The precedent has been set. In the state’s already-skewed binding arbitration process, in which a lone outsider with no stake in the outcome settles contract disputes between local governments and their unions, compliance with the law is optional.
That’s the takeaway from Monday’s meeting of the Metropolitan Police Department Fiscal Affairs Committee. A discussion between police administrators and the elected officials who comprise the committee made it clear recent negotiations between the department and the officers union, overseen by Chicago arbitrator Robert Perkovich, did not follow the law. Far from mere technicalities, some of the violations eliminated what little transparency exists in the arbitration process, effectively keeping both elected stewards and the public from knowing what offers were considered, which side prevailed and how Mr. Perkovich justified his ruling.
Clark County legal counsel Mary-Anne Miller found Mr. Perkovich was improperly selected to resolve the impasse; there was no written record of the parties’ last, best offers; and the parties didn’t keep a full record of the hearings, despite the presence of a court reporter.
“I have publicly spoken that this process is etched in stone. I have found that not to be the case,” Sheriff Doug Gillespie said at Monday’s meeting.
“It was clear that the statute was not followed,” committee member and Clark County Commission Chairman Steve Sisolak told the Review-Journal.
Imagine that laws were broken in executing a contract or any other binding proceeding. Would that contract stand? Of course not. But this one will, because elected officials appear to be satisfied with the outcome: a one-year award that boosts overall police compensation by $11.6 million in salary and benefits. They’re in agreement that the law-breaking ruling is binding.
If the County Commission or the Las Vegas City Council sued over the violations of collective bargaining law and asked a judge to order the arbitration process restarted, could a different arbitrator award police even more money? Of course. But that’s not the point here. The law requires a minimum standard of documentation so taxpayers, who can’t witness negotiations, have assurances their interests are considered. Without that documentation, the process has no integrity, and the public has cause for suspicion.

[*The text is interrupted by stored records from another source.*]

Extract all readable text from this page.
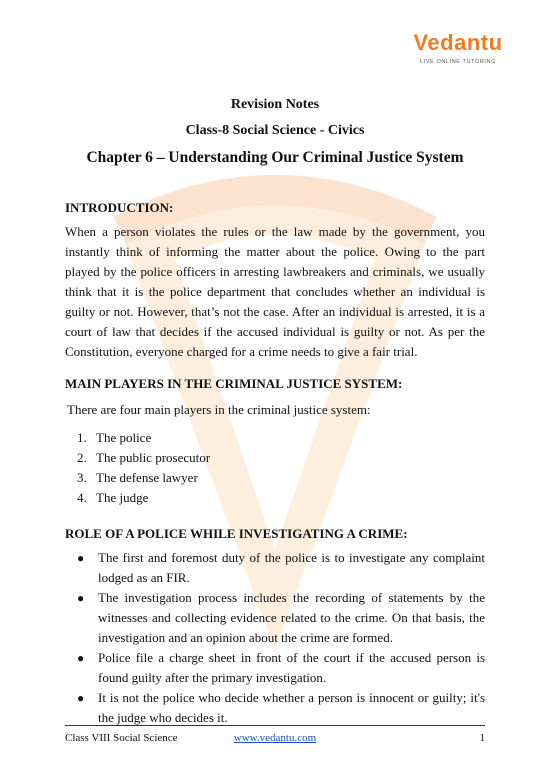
Vedantu
LIVE ONLINE TUTORING
Revision Notes
Class-8 Social Science - Civics
Chapter 6 – Understanding Our Criminal Justice System
INTRODUCTION:
When a person violates the rules or the law made by the government, you instantly think of informing the matter about the police. Owing to the part played by the police officers in arresting lawbreakers and criminals, we usually think that it is the police department that concludes whether an individual is guilty or not. However, that’s not the case. After an individual is arrested, it is a court of law that decides if the accused individual is guilty or not. As per the Constitution, everyone charged for a crime needs to give a fair trial.
MAIN PLAYERS IN THE CRIMINAL JUSTICE SYSTEM:
There are four main players in the criminal justice system:
1. The police
2. The public prosecutor
3. The defense lawyer
4. The judge
ROLE OF A POLICE WHILE INVESTIGATING A CRIME:
● The first and foremost duty of the police is to investigate any complaint lodged as an FIR.
● The investigation process includes the recording of statements by the witnesses and collecting evidence related to the crime. On that basis, the investigation and an opinion about the crime are formed.
● Police file a charge sheet in front of the court if the accused person is found guilty after the primary investigation.
● It is not the police who decide whether a person is innocent or guilty; it's the judge who decides it.
Class VIII Social Science	www.vedantu.com	1
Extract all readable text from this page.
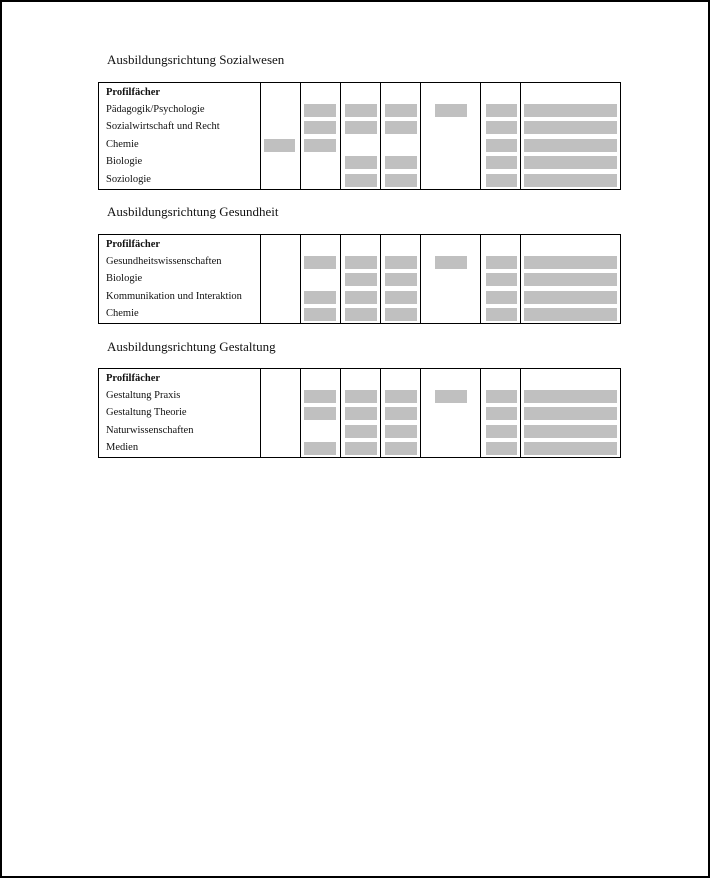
Ausbildungsrichtung Sozialwesen
Profilfächer
Pädagogik/Psychologie
Sozialwirtschaft und Recht
Chemie
Biologie
Soziologie
Ausbildungsrichtung Gesundheit
Profilfächer
Gesundheitswissenschaften
Biologie
Kommunikation und Interaktion
Chemie
Ausbildungsrichtung Gestaltung
Profilfächer
Gestaltung Praxis
Gestaltung Theorie
Naturwissenschaften
Medien
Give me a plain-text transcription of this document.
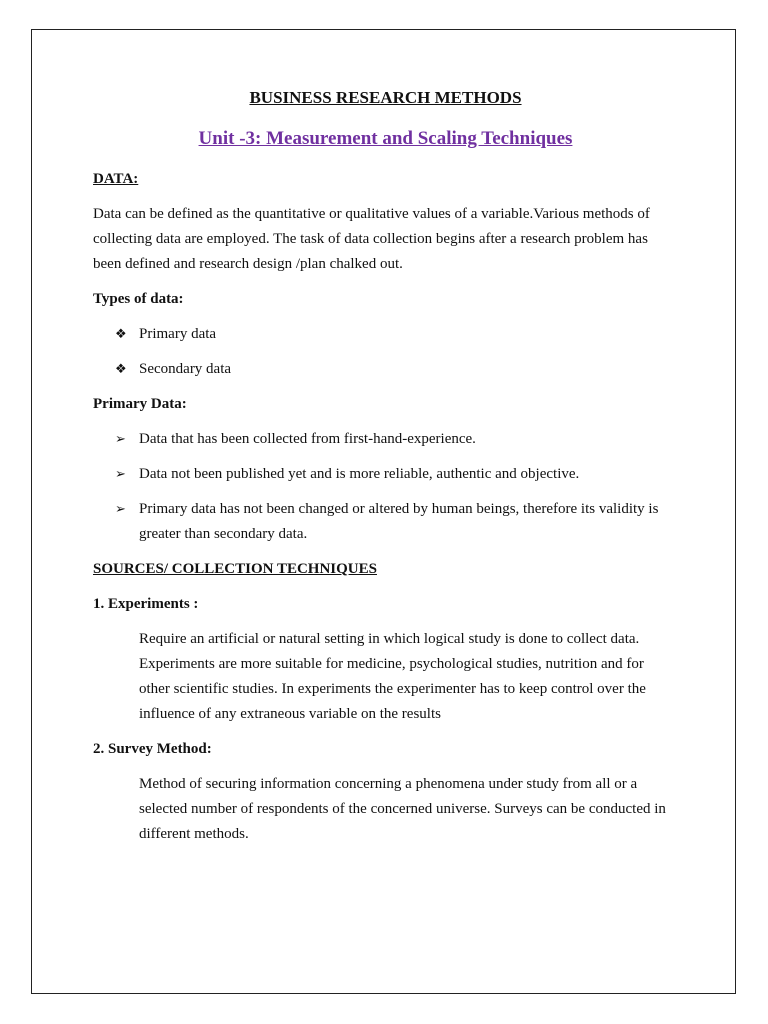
BUSINESS RESEARCH METHODS
Unit -3: Measurement and Scaling Techniques
DATA:

Data can be defined as the quantitative or qualitative values of a variable.Various methods of collecting data are employed. The task of data collection begins after a research problem has been defined and research design /plan chalked out.

Types of data:
❖ Primary data
❖ Secondary data
Primary Data:
➢ Data that has been collected from first-hand-experience.
➢ Data not been published yet and is more reliable, authentic and objective.
➢ Primary data has not been changed or altered by human beings, therefore its validity is greater than secondary data.
SOURCES/ COLLECTION TECHNIQUES
1. Experiments :

Require an artificial or natural setting in which logical study is done to collect data. Experiments are more suitable for medicine, psychological studies, nutrition and for other scientific studies. In experiments the experimenter has to keep control over the influence of any extraneous variable on the results

2. Survey Method:

Method of securing information concerning a phenomena under study from all or a selected number of respondents of the concerned universe. Surveys can be conducted in different methods.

Mr. Gillespie was adamant Monday that “there was no collusion. There were no deals being made.” Yet without the “statutorily required paper trail,” as Ms. Miller put it, we can’t be certain. This botched negotiation underscores the importance of openness in collective bargaining, and of having elected boards, not unaccountable arbitrators, settle contract disputes. The Legislature must pass such reforms.
If our elected officials won’t stand up for the law, who will? Committee member and Clark County Commissioner Larry Brown said during Monday’s hearing that there are “some lessons to be learned here.” Yes, there certainly are. When our government masters are deciding behind closed doors how much of our money to keep for themselves, the law means squat.